Two shocking terror attacks on Canadian soil, one striking at the very heart of the Canadian parliament buildings and both leaving behind dead soldiers. Office buildings, shopping centres, and classrooms placed under lockdown for hours with many confronting violence first hand that is rarely associated with Canada.
Last week’s terror events will leave many searching for answers and seeking assurances from political and security leaders that they will take steps to prevent it from happening again. There will be an obvious temptation to look to the law to “fix” the issue, and if the past is a guide, stronger anti-terror legislation and warnings that Canadians may need to surrender more of their privacy and civil liberties in the name of greater security will soon follow.
My weekly technology law column (Toronto Star version, homepage version) notes that if there are legal solutions that would help foster better security, they should unquestionably be considered. Yet Canada should proceed with caution and recognize that past experience suggests that the unintended consequences that may arise from poorly analyzed legislation may do more harm than good.
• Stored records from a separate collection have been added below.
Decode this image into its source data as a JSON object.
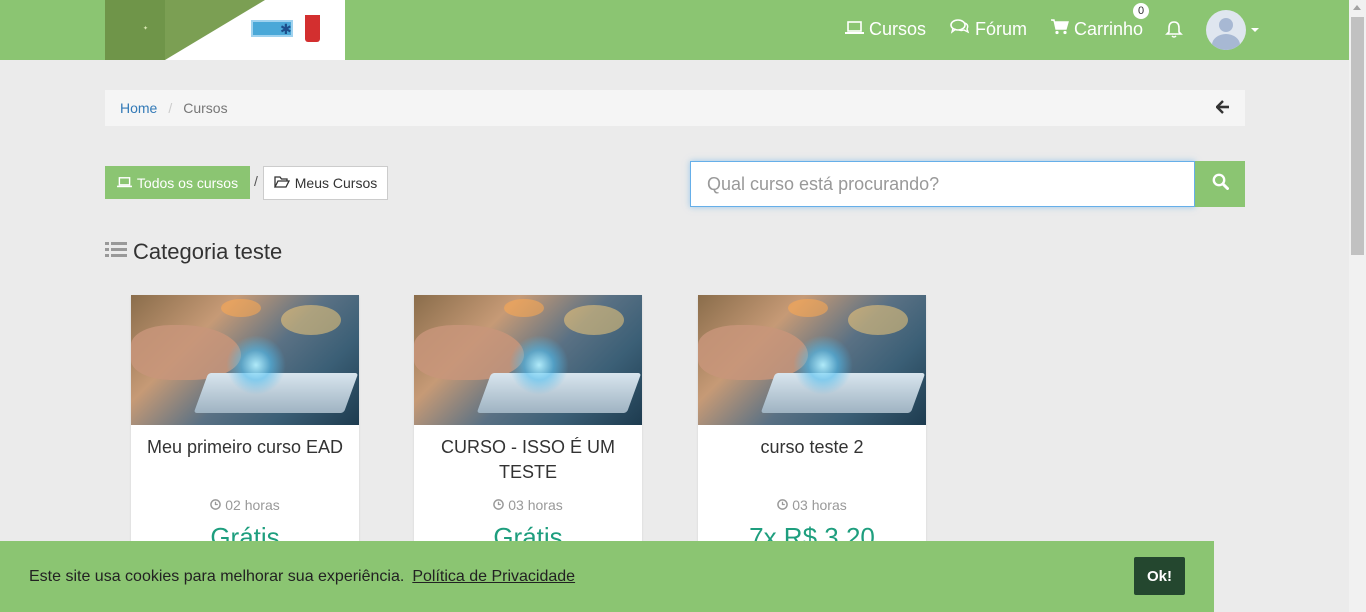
{
  "header": {
    "nav": {
      "courses": "Cursos",
      "forum": "Fórum",
      "cart": "Carrinho",
      "cart_count": "0"
    }
  },
  "breadcrumb": {
    "home": "Home",
    "current": "Cursos"
  },
  "filters": {
    "all_courses": "Todos os cursos",
    "separator": "/",
    "my_courses": "Meus Cursos"
  },
  "search": {
    "placeholder": "Qual curso está procurando?"
  },
  "category": {
    "title": "Categoria teste"
  },
  "courses": [
    {
      "title": "Meu primeiro curso EAD",
      "hours": "02 horas",
      "price": "Grátis"
    },
    {
      "title": "CURSO - ISSO É UM TESTE",
      "hours": "03 horas",
      "price": "Grátis"
    },
    {
      "title": "curso teste 2",
      "hours": "03 horas",
      "price": "7x R$ 3,20"
    }
  ],
  "cookie": {
    "message": "Este site usa cookies para melhorar sua experiência.",
    "link": "Política de Privacidade",
    "ok": "Ok!"
  },
  "colors": {
    "brand_green": "#8bc572",
    "price_green": "#1e9e7e",
    "cookie_button": "#24472f",
    "link_blue": "#337ab7"
  },
  "icons": {
    "courses": "laptop-icon",
    "forum": "comments-icon",
    "cart": "shopping-cart-icon",
    "notifications": "bell-icon",
    "back": "arrow-left-icon",
    "search": "search-icon",
    "category": "list-icon",
    "hours": "clock-icon",
    "my_courses": "folder-open-icon"
  }
}
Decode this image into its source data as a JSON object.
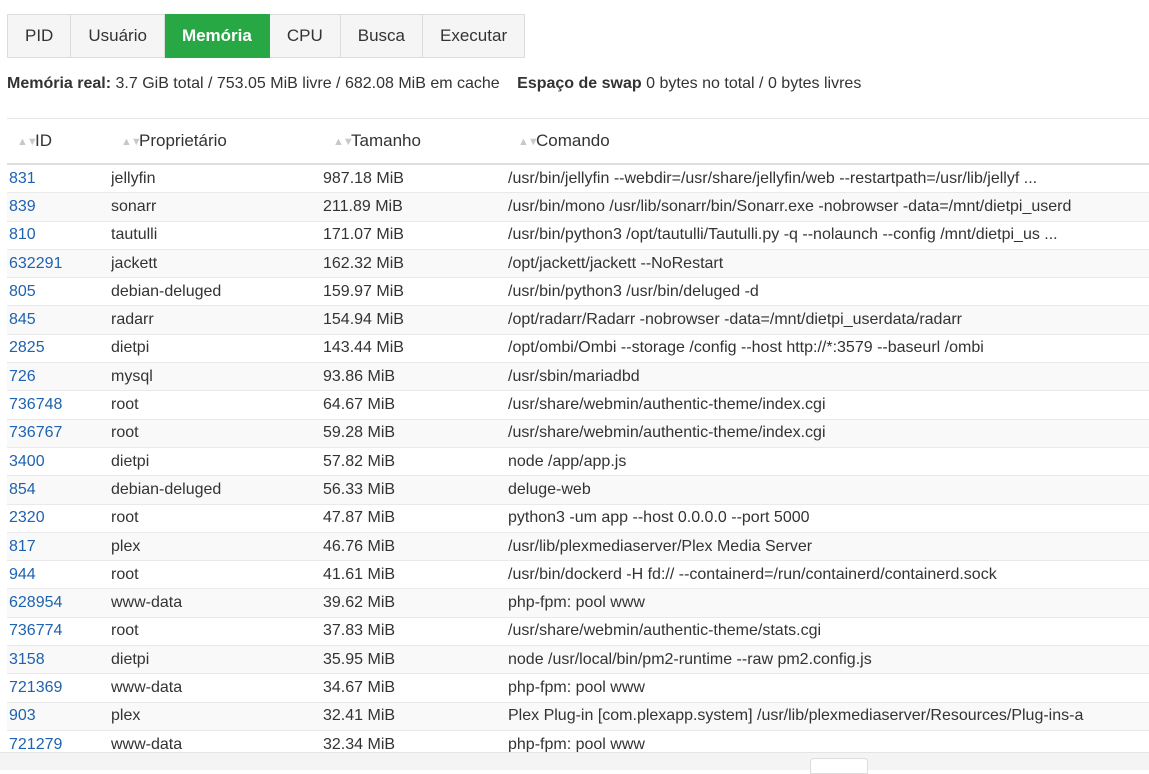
{
  "tabs": [
    {
      "label": "PID",
      "active": false
    },
    {
      "label": "Usuário",
      "active": false
    },
    {
      "label": "Memória",
      "active": true
    },
    {
      "label": "CPU",
      "active": false
    },
    {
      "label": "Busca",
      "active": false
    },
    {
      "label": "Executar",
      "active": false
    }
  ],
  "summary": {
    "real_label": "Memória real:",
    "real_value": "3.7 GiB total / 753.05 MiB livre / 682.08 MiB em cache",
    "swap_label": "Espaço de swap",
    "swap_value": "0 bytes no total / 0 bytes livres"
  },
  "columns": {
    "id": "ID",
    "owner": "Proprietário",
    "size": "Tamanho",
    "command": "Comando",
    "sort_icon": "sort-icon"
  },
  "accent_color": "#28a745",
  "link_color": "#1e62b0",
  "rows": [
    {
      "pid": "831",
      "owner": "jellyfin",
      "size": "987.18 MiB",
      "cmd": "/usr/bin/jellyfin --webdir=/usr/share/jellyfin/web --restartpath=/usr/lib/jellyf ..."
    },
    {
      "pid": "839",
      "owner": "sonarr",
      "size": "211.89 MiB",
      "cmd": "/usr/bin/mono /usr/lib/sonarr/bin/Sonarr.exe -nobrowser -data=/mnt/dietpi_userd"
    },
    {
      "pid": "810",
      "owner": "tautulli",
      "size": "171.07 MiB",
      "cmd": "/usr/bin/python3 /opt/tautulli/Tautulli.py -q --nolaunch --config /mnt/dietpi_us ..."
    },
    {
      "pid": "632291",
      "owner": "jackett",
      "size": "162.32 MiB",
      "cmd": "/opt/jackett/jackett --NoRestart"
    },
    {
      "pid": "805",
      "owner": "debian-deluged",
      "size": "159.97 MiB",
      "cmd": "/usr/bin/python3 /usr/bin/deluged -d"
    },
    {
      "pid": "845",
      "owner": "radarr",
      "size": "154.94 MiB",
      "cmd": "/opt/radarr/Radarr -nobrowser -data=/mnt/dietpi_userdata/radarr"
    },
    {
      "pid": "2825",
      "owner": "dietpi",
      "size": "143.44 MiB",
      "cmd": "/opt/ombi/Ombi --storage /config --host http://*:3579 --baseurl /ombi"
    },
    {
      "pid": "726",
      "owner": "mysql",
      "size": "93.86 MiB",
      "cmd": "/usr/sbin/mariadbd"
    },
    {
      "pid": "736748",
      "owner": "root",
      "size": "64.67 MiB",
      "cmd": "/usr/share/webmin/authentic-theme/index.cgi"
    },
    {
      "pid": "736767",
      "owner": "root",
      "size": "59.28 MiB",
      "cmd": "/usr/share/webmin/authentic-theme/index.cgi"
    },
    {
      "pid": "3400",
      "owner": "dietpi",
      "size": "57.82 MiB",
      "cmd": "node /app/app.js"
    },
    {
      "pid": "854",
      "owner": "debian-deluged",
      "size": "56.33 MiB",
      "cmd": "deluge-web"
    },
    {
      "pid": "2320",
      "owner": "root",
      "size": "47.87 MiB",
      "cmd": "python3 -um app --host 0.0.0.0 --port 5000"
    },
    {
      "pid": "817",
      "owner": "plex",
      "size": "46.76 MiB",
      "cmd": "/usr/lib/plexmediaserver/Plex Media Server"
    },
    {
      "pid": "944",
      "owner": "root",
      "size": "41.61 MiB",
      "cmd": "/usr/bin/dockerd -H fd:// --containerd=/run/containerd/containerd.sock"
    },
    {
      "pid": "628954",
      "owner": "www-data",
      "size": "39.62 MiB",
      "cmd": "php-fpm: pool www"
    },
    {
      "pid": "736774",
      "owner": "root",
      "size": "37.83 MiB",
      "cmd": "/usr/share/webmin/authentic-theme/stats.cgi"
    },
    {
      "pid": "3158",
      "owner": "dietpi",
      "size": "35.95 MiB",
      "cmd": "node /usr/local/bin/pm2-runtime --raw pm2.config.js"
    },
    {
      "pid": "721369",
      "owner": "www-data",
      "size": "34.67 MiB",
      "cmd": "php-fpm: pool www"
    },
    {
      "pid": "903",
      "owner": "plex",
      "size": "32.41 MiB",
      "cmd": "Plex Plug-in [com.plexapp.system] /usr/lib/plexmediaserver/Resources/Plug-ins-a"
    },
    {
      "pid": "721279",
      "owner": "www-data",
      "size": "32.34 MiB",
      "cmd": "php-fpm: pool www"
    }
  ]
}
The Canadian experience with lawful access reform provides an instructive lesson in how knee-jerk legislative responses rarely provide the desired solutions. Lawful access bills began appearing soon after the events of 9-11 with the initial bills envisioning the creation of a massive surveillance infrastructure. It featured provisions mandating that Internet providers disclose detailed personal information on subscribers and requiring them to install extensive surveillance equipment on their networks.
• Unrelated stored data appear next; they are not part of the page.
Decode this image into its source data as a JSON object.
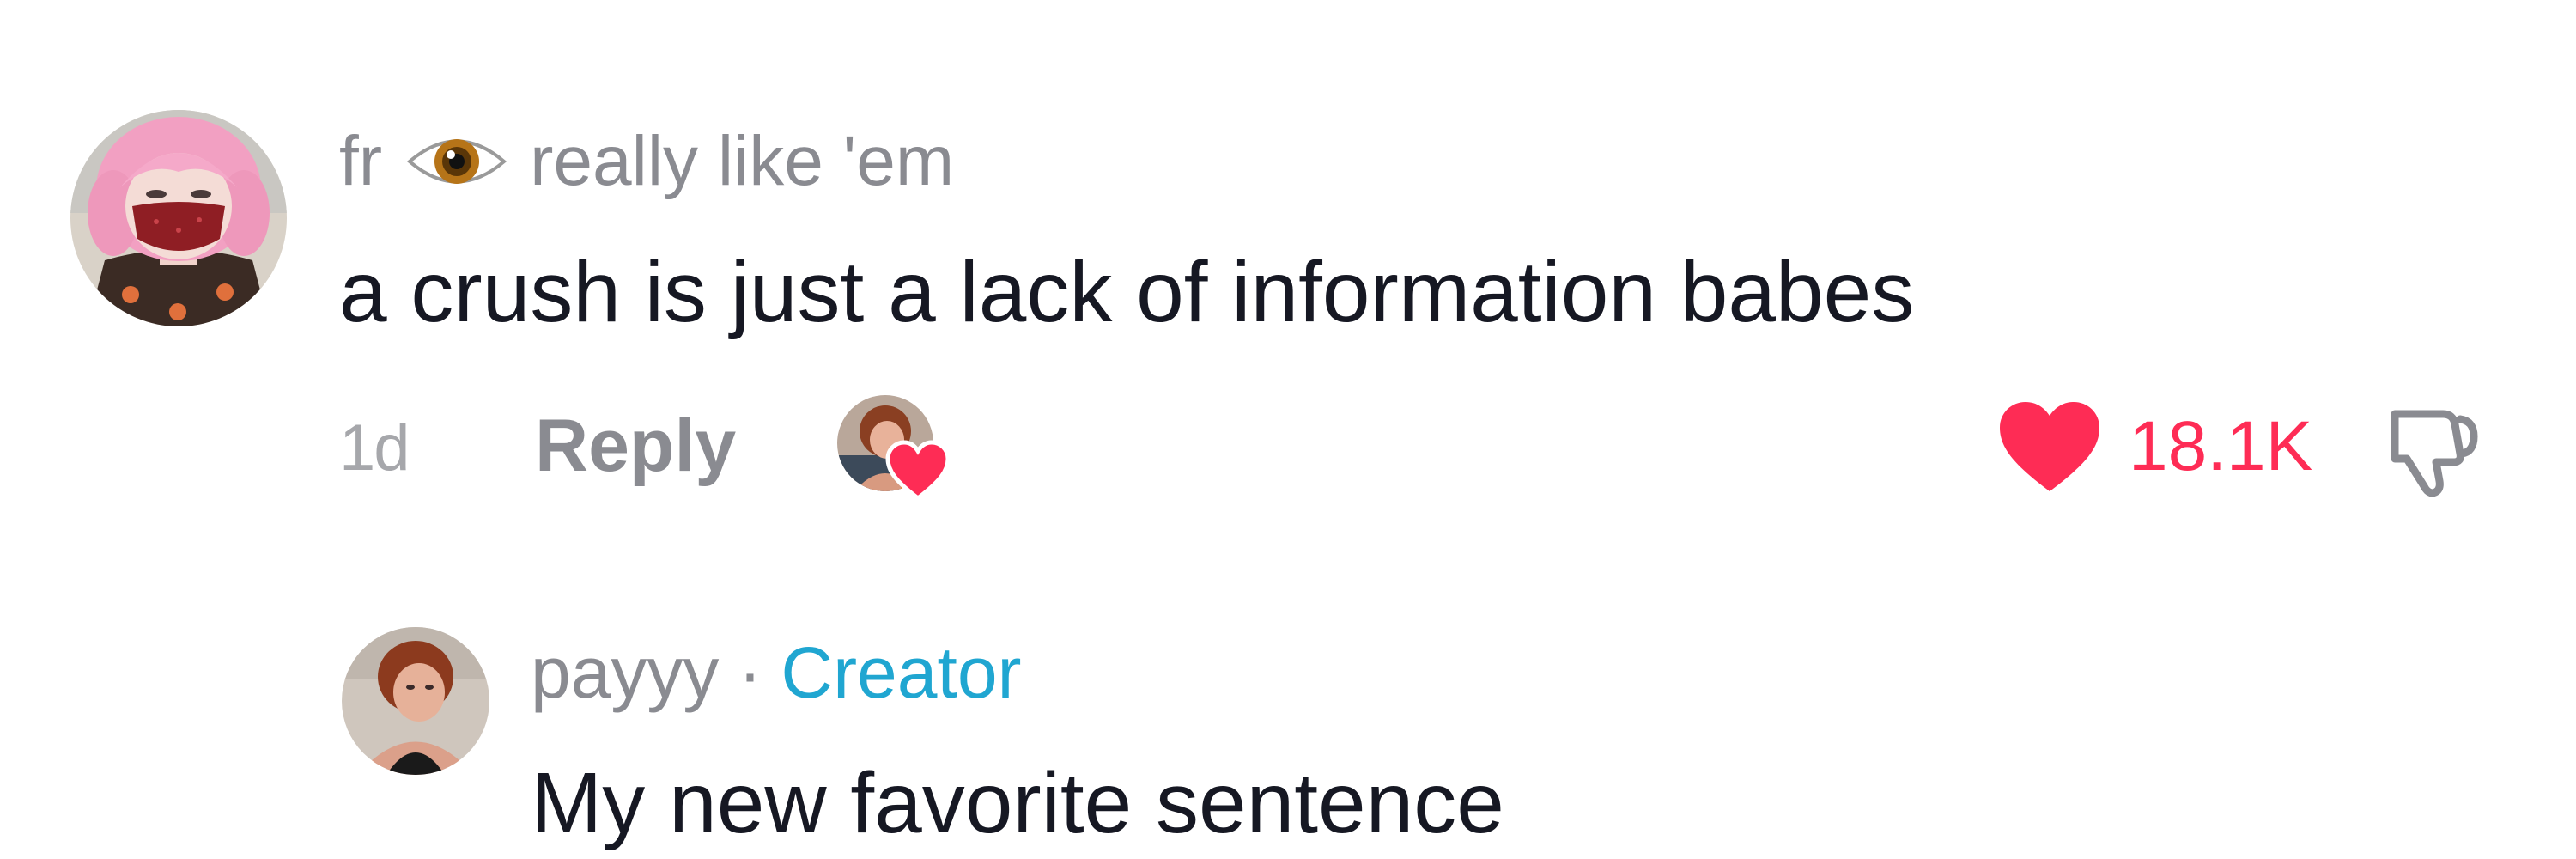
{
  "comment": {
    "username_part1": "fr",
    "username_emoji": "eye-emoji",
    "username_part2": "really like 'em",
    "text": "a crush is just a lack of information babes",
    "timestamp": "1d",
    "reply_label": "Reply",
    "creator_liked_icon": "heart-icon",
    "like_icon": "heart-icon",
    "like_count": "18.1K",
    "dislike_icon": "thumbs-down-icon",
    "colors": {
      "like": "#fe2c55",
      "meta_text": "#8a8b91",
      "body_text": "#161823"
    }
  },
  "reply": {
    "username": "payyy",
    "separator": "·",
    "badge": "Creator",
    "text": "My new favorite sentence",
    "colors": {
      "badge": "#20a6d1"
    }
  }
}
The public expressed disapproval with the proposals, raising serious questions about the lack of evidence to support claims the legislation would address actual law enforcement problems, the associated costs, and the implications for striking a reasonable balance between security needs and privacy safeguards.
Lawful access has remained a hot button issue, but successive bills have gradually retreated from those early plans. Bill C-13, the latest lawful access bill (labelled as cyber-bullying legislation), has generated well-deserved criticism, yet many of the most invasive provisions have been removed. As the bill heads for Senate review, there is still room for improvement, but even the fiercest critic must acknowledge that many of the biggest privacy concerns have been addressed.
New anti-terrorism legislation is next on the legislative docket. The forthcoming bill is ostensibly a response to last year’s federal court decision that rebuked Canada’s intelligence agencies (CSEC and CSIS) and the Justice Department for misleading the court when they applied for warrants to permit the interception of electronic communications.
Justice Mosley, a former official with the Justice Department who was involved with the creation of the Anti-Terrorism Act, expressed concern about warrants involving two individuals that were issued in 2009 permitting the interception of communications both in Canada and abroad using Canadian equipment. At the time, the Canadian intelligence agencies did not disclose that they might ask their foreign counterparts (namely the “five eyes” partners in the U.S., U.K., Australia, and New Zealand) to intercept the foreign communications.
The government appealed Mosley’s decision, but the Federal Court of Appeal ruling has not been publicly released. Many observers suspect that the government lost the appeal and plans to use legislative changes to address issues related to interceptions and information sharing.
In the aftermath of the Canadian terror attacks, there will likely be calls to go even further, granting police and intelligence agencies more powers. But before we look to the law to address our security concerns, a better understanding of the possible security and intelligence failures that may have contributed to the terror attacks is needed. If agencies are not effectively using their current powers, more powers will do little to remedy the current situation.
Moreover, legislative reforms must also address Canada’s weak oversight and accountability mechanisms. One of the glaring problems with Canada’s current system is the lack of oversight: limited Parliamentary review, long delays in issuing reports from the CSEC Commissioner, and sporadic public revelations about the operations of Canada’s security and intelligence agencies.
Notwithstanding the urge to “do something”, Canada should be cautious about looking to more laws as the primary means to prevent a repeat of this week’s tragic events and ensure that any reforms that emerge be accompanied by effective oversight and accountability.